Na'il Saleh,1* and Werner M. Nau2

 

1Chemistry Department, College of Science, Yarmouk University, Irbid 21163, Jordan.

2School of Engineering and Nanomolecular Science, Jacobs University Bremen, Bremen D-28759, Germany.

 

 

 

Abstract.

 

Important examples of potential drug carriers at the nanoscale are safe and water-soluble compounds with a rigid pocket-like supramolecular structure, which carry out the drugs through non-covalent interactions of a host-guest type. Such macrocyclic hosts offer advantages that allow a more targeted drug delivery and controllable release of the therapeutic guests.

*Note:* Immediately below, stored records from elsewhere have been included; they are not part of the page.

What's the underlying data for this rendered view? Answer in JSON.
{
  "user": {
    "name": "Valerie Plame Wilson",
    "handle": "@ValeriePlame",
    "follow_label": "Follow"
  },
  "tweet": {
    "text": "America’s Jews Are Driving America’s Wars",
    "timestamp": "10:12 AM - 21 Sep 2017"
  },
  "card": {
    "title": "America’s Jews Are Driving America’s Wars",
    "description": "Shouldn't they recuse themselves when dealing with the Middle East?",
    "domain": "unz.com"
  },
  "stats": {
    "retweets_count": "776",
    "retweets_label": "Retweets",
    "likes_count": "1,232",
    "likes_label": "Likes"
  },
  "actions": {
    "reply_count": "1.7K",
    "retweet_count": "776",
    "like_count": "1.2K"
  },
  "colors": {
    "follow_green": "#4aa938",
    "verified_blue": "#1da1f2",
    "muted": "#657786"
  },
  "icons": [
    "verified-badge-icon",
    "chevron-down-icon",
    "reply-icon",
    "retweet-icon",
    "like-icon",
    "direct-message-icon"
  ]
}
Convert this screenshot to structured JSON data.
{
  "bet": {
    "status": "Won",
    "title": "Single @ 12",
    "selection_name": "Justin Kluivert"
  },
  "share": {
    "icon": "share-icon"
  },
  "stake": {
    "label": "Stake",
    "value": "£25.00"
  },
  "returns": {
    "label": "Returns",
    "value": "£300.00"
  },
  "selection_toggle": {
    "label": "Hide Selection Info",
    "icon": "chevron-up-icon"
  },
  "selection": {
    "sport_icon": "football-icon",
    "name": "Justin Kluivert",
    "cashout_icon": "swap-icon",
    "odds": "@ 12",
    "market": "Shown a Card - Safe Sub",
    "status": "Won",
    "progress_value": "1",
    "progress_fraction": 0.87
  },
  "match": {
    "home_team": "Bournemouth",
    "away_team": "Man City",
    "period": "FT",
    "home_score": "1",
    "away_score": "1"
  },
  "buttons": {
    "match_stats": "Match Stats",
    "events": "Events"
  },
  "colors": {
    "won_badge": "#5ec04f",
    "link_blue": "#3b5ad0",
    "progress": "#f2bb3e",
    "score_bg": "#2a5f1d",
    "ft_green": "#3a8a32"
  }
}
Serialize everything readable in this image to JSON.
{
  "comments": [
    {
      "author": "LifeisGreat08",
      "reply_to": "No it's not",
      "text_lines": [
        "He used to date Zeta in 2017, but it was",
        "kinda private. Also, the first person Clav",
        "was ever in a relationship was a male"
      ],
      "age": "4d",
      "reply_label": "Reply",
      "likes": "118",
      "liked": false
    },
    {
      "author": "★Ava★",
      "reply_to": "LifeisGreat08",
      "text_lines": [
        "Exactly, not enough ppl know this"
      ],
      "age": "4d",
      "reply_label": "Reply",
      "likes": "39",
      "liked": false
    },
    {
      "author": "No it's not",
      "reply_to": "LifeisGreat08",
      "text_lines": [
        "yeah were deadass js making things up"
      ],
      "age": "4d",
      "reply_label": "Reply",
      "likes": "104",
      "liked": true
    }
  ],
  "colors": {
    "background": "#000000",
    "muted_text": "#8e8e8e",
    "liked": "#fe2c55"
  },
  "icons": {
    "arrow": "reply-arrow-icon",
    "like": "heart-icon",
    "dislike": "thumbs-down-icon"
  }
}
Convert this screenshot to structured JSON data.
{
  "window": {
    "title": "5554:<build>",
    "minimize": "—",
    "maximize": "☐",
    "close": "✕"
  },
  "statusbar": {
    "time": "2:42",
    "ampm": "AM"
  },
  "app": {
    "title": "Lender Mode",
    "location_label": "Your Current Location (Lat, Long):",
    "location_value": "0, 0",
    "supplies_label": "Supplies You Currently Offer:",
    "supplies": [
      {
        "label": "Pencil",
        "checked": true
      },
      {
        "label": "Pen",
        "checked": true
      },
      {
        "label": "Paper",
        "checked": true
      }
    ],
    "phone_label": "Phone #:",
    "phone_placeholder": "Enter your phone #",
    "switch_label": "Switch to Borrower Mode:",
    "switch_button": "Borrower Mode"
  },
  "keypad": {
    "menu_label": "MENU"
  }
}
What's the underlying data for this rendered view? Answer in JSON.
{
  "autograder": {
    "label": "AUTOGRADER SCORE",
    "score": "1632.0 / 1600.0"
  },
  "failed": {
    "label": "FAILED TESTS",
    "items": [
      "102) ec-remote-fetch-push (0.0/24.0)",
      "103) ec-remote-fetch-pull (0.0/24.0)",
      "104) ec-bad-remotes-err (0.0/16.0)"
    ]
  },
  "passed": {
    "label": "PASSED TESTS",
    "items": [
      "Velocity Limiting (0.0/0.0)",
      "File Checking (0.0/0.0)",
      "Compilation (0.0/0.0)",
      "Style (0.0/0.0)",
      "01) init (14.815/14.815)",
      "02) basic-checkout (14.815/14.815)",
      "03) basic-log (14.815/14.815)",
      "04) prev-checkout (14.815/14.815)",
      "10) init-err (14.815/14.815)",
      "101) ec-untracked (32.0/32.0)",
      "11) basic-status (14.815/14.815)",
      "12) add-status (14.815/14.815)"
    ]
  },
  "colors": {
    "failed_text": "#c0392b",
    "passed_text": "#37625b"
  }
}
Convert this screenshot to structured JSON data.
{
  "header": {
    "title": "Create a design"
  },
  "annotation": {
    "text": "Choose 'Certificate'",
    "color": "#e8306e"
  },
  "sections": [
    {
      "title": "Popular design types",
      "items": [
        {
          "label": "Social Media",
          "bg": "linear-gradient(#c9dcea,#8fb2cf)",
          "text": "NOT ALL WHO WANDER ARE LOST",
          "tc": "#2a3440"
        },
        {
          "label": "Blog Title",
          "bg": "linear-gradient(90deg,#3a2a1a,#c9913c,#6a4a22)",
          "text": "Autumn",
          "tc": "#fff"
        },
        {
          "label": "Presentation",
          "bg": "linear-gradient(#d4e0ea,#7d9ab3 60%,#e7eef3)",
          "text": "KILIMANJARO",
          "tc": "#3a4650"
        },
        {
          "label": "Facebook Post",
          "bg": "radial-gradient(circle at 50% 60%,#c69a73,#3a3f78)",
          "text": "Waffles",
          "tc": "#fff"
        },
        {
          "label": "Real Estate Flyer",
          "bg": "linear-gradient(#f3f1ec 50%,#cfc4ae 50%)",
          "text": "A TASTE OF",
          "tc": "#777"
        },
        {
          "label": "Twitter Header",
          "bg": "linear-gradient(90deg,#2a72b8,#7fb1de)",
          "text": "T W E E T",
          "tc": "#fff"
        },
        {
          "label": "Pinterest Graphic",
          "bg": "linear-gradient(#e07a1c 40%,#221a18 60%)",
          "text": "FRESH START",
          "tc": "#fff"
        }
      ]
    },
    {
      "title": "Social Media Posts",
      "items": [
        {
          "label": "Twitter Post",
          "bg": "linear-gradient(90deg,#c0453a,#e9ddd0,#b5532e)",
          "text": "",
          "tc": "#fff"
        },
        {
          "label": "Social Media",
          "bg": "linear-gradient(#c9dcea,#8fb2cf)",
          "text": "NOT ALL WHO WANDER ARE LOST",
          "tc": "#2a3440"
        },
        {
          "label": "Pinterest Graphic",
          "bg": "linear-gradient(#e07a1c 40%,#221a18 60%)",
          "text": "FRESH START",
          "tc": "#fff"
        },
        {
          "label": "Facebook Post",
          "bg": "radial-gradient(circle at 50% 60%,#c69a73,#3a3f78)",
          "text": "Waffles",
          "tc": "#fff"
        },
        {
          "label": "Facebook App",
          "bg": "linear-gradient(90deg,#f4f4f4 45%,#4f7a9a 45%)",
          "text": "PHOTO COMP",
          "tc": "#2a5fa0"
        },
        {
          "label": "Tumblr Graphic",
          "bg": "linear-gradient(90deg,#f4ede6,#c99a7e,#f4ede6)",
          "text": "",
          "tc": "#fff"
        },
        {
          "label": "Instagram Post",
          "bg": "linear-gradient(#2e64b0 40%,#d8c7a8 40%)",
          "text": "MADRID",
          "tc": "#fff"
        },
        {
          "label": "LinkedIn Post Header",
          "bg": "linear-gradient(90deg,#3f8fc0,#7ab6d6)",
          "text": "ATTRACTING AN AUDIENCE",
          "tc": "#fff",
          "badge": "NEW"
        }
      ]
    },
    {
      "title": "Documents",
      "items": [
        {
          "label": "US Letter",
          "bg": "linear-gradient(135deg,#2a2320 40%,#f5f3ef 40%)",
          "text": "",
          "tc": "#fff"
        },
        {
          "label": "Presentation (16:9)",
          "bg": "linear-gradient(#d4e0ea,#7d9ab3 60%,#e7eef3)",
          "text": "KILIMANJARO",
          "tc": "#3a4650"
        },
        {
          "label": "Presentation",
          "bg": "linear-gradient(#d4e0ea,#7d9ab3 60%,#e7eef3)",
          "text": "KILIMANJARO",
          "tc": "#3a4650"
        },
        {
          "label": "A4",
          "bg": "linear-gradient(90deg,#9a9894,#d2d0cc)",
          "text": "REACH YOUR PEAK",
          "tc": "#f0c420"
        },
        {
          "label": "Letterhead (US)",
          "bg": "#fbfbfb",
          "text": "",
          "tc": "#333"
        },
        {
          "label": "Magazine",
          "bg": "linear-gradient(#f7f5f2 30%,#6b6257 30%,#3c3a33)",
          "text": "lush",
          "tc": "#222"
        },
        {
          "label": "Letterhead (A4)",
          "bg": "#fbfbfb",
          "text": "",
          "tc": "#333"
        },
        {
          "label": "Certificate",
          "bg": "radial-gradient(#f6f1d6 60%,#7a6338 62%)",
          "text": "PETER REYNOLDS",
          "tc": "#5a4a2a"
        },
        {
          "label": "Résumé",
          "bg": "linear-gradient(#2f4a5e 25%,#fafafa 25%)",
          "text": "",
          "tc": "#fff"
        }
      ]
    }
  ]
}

We present the use of cucurbit[7]uril for the activation of proton pump inhibitors, such as omeprazole, which are used worldwide to cure gastric acid-related diseases. We demonstrate how the complexation of these drugs catalyzes with a 15-fold rate enhancement an intramolecular nucleophilic substitution reaction, which leads to the formation of a cyclic sulfenamide as the active form of the drug. This effect combines with a 500-fold increase in stability of the active form in its complex. The complex also retains its medicinally relevant reactivity with cysteine. By comparison with other benzimidazole drugs, we can rationalize the observed catalytic effect mechanistically through a supramolecular pKa shift affected by the macrocycle. The combined results are expected to stimulate follow-up work on the use of pKa shifts by cucurbit[7]uril to deliver efficiently and stably benzimidazole carbamate anticancer drugs, such as albendazole. Also the results underscore the pharmaceutical potential of cucurbiturils as promising alternatives to cyclodextrins in drug delivery.